There was a member, Todd Gatewood, who has severe cerebral palsy, who had lived most of his life in an institution. With the help of self-advocates and other people with disabilities encouraging him, Todd was able to envision a life for himself beyond the walls of the institution. With the help of personal assistants and others in the community, Todd has lived in the community for over 10 years, and has become one of Ohio's leading disability advocates.
Community placements are often (but not always) less expensive for the taxpayers. They give people with disabilities more freedom and more autonomy, and it places people with disabilities where they belong - in the heart of our communities. And inherent in every community-based policy agenda is one assumption: that community placements are likely to be better for people with disabilities, even if they don't know it yet.
But, as they say, there are two sides to every coin.
For some people with disabilities, nursing homes or institutions are not just some warehouse or segregation unit -- they are home. For Sara Schnell, the Beatrice State Developmental Center in Beatrice, Nebraska, was the only thing she had ever known to be a home. Unfortunately for Sara, who had cerebral palsy and used a wheelchair, there were those who felt she would be "better off" somewhere else, somewhere that was better equipped to care for her.
Last year, an 18-year old resident of Beatrice had a very serious seizure and the response of the staff at Beatrice was less than sufficient. The young man died and, shortly thereafter, the state ordered all "medically fragile" residents to be transferred out. This included Sara who had lived at Beatrice for 52 years. The adjustment was going be be profound.
Schnell was well-known around campus and people there understood her way of communicating, (stepbrother Garry Wheeler) said.
In February, the state - against the objections of her family - placed Sara in an apartment in Lincoln, over 40 miles away.
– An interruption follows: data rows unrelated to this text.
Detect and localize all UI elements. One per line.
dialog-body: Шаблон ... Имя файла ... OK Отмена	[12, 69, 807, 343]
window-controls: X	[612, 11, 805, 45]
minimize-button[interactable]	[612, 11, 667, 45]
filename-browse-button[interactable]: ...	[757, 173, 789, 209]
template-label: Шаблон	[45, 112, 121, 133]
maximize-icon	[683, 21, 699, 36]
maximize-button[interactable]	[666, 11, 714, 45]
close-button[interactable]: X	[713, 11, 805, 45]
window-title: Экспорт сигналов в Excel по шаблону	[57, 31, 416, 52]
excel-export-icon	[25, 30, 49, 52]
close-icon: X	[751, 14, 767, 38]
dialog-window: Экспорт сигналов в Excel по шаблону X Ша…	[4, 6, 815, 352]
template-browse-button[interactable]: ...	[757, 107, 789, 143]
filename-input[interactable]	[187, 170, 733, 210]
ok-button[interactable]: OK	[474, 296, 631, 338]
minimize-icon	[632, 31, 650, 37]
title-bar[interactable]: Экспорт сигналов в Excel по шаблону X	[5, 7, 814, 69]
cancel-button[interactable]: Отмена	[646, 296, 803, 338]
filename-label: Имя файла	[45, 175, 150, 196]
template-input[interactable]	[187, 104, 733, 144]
Removed from her friends, the familiarity of her surroundings, and the comfort of her regular schedule, Sara began to deteriorate.
(Wheeler) said she first got sick around April, during her initial hospital stay. He said she aspirated on saliva, and he believes that was because she spent most of her time lying in a bed, unlike at BSDC, where she was in her wheelchair more often and doing activities.
She was moved from the apartment to a hospital unit in Lincoln, followed by a brief stay in the nursing home. She was then moved back to her apartment for a brief time, before being re-admitted to the hospital. At the end of June she began receiving hospice care at a nursing home until she passed away July 2. She was 65 years old.
Her family is not pleased with how her life ended.
“We could see her emotional health deteriorate with each move and it was manifested in that we feel that she just gave up fighting for her life,” (Wheeler) said in an e-mail. “Part of her physical and mental degradation was finding out that she couldn’t ever return to the familiar surroundings of the BSDC campus.”
Of course, one can never know if these problems would have arisen if she had stayed. But within the movement of community living, some consideration has to be given to the Sara Schnells of the world. One shouldn't assume that the increased freedom and autonomy of a community placement will necessarily outweigh what they will give up in comfort and familiarity. Sometimes, the best place to be is home -- however she defines it.